In terms of fictional tyrants, I also appreciate that Woundwort isn't the Caligula type. Nothing against the occasional mad emperor! They can be great to hiss at and be entertained by! But part of what makes Woundwort so chilling is that he's sane, imo. Evil, but sane. He doesn't torture baby rabbits for breakfast for his personal fun, he hands out punishments to dissidents to deter future dissidents, which is a different brand of evil. And he also actually shares elements with Bigwig - fighting against Elil instead of running is an idea they both had as young bucks. It's his utter lack of compassion or empathy that makes Woundwort who he is.
sovay: (Sovay: David Owen)

[personal profile] sovay 2021-06-15 05:41 am (UTC)(link)
That's also why he can't let Hyzanthlay and the other does who wanted to leave go when in fact it would have benefited not just them but the warren.

That part of Woundwort and his regime is especially believable to me: that it is counterproductive to continue Efrafa as it is, overcrowded, self-consuming, but he goes on enforcing it because it is more important not to lose the power. The cruelty is beginning to become inefficient, no longer to produce results, and he goes on; the system goes on.

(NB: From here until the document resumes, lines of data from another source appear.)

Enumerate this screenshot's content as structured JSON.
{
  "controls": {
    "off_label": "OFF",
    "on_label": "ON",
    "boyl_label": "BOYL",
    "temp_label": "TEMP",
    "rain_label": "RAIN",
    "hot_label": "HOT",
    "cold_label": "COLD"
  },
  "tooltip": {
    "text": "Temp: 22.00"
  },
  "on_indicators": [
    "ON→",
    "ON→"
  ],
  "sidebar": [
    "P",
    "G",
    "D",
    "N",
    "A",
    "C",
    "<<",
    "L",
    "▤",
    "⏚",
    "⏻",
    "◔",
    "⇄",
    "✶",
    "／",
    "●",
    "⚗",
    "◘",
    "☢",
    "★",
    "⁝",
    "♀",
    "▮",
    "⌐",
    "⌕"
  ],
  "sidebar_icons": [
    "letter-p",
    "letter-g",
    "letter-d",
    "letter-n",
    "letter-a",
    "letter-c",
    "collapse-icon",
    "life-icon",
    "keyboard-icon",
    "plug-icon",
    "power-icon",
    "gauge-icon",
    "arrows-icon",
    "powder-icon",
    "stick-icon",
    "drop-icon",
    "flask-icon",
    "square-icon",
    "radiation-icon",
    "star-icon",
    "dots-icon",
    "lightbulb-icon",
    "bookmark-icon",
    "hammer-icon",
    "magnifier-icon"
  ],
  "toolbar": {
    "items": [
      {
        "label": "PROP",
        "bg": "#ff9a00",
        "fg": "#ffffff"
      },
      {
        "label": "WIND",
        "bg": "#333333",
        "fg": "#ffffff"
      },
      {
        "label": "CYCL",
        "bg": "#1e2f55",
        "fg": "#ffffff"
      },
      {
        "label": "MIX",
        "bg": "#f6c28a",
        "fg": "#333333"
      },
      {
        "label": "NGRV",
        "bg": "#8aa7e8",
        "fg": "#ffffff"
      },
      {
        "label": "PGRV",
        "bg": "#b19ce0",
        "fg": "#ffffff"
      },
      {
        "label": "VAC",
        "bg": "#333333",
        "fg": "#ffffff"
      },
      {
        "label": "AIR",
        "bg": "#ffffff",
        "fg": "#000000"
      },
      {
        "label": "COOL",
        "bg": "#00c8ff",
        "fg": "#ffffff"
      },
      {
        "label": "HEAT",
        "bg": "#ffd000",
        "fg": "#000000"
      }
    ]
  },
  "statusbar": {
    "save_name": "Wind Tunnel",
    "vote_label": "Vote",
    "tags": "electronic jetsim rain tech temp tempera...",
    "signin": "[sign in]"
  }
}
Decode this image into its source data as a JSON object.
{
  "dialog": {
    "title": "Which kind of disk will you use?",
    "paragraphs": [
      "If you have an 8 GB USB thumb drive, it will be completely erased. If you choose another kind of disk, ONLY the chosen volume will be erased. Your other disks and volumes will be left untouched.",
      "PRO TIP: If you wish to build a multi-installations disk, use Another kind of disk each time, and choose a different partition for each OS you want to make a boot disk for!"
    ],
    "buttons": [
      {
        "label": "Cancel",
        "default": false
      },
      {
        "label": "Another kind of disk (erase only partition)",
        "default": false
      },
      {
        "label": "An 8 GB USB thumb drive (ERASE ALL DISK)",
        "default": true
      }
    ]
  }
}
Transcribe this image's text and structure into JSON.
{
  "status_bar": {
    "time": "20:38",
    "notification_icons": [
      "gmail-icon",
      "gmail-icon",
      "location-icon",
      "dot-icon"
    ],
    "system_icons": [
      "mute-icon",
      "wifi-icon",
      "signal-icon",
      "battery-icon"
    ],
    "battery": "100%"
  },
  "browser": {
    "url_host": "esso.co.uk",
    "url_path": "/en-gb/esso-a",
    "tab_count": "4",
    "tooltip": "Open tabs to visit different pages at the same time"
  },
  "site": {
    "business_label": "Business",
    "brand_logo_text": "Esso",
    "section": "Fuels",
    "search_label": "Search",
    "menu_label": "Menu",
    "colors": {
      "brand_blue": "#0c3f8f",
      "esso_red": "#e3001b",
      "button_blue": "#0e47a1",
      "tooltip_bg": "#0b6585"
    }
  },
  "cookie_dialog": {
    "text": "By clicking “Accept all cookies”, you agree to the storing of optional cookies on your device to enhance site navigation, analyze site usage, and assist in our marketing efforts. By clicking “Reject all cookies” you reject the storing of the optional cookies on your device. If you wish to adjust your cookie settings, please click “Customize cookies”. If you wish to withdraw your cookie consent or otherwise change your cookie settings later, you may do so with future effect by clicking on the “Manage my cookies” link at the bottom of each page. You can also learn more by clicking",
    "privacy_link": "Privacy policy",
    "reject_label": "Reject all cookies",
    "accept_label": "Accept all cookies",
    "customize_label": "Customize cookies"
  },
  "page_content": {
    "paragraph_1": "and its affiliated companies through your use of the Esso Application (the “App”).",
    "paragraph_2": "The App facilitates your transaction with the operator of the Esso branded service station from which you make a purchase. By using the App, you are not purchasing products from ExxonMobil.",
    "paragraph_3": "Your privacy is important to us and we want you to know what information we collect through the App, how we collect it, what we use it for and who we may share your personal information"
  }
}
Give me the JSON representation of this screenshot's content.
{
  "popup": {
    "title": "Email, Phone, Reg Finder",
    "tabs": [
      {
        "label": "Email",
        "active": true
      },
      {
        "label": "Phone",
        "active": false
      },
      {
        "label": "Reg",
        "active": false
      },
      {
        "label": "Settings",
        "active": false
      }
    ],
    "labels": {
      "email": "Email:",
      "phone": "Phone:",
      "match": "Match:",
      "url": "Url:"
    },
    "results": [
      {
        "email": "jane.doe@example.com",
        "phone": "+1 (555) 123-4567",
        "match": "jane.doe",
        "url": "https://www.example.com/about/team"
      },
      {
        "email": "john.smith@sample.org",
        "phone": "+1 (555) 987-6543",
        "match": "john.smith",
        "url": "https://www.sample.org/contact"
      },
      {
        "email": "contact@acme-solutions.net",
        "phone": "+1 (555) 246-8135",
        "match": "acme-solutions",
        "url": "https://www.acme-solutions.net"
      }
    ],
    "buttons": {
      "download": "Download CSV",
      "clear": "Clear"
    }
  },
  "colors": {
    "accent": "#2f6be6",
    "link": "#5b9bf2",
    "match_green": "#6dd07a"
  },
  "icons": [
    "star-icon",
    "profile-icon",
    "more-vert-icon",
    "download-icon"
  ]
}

And that looks very familiar.
selenak: (Default)

[personal profile] selenak 2021-06-15 06:41 am (UTC)(link)
Very true. Also what Hyzenthlay tells Bigwig re: her and Thetnuniang having ended up in the same group, which since they had been the leaders of the rebels made no sense from the pov of the regime, but happened anyway because the order "two in each group" had been given and was blindly obeyed, without thinking about the content and the sense of it. Woundwort's system has produced rabbits who do obey without ever questioning, but mistakes (from the pov of the order giver) like that are the result.
viridian5: (Death Guinea Pig)

[personal profile] viridian5 2021-06-15 05:13 am (UTC)(link)
I wonder if part of Bigwig's change to "leave no rabbit behind" came about partly from his development through the story. His original warren valued physical strength and a kind of aristocracy, but over the course of his journey he's been saved and had his life improved by rabbits and ideas he once might've scorned.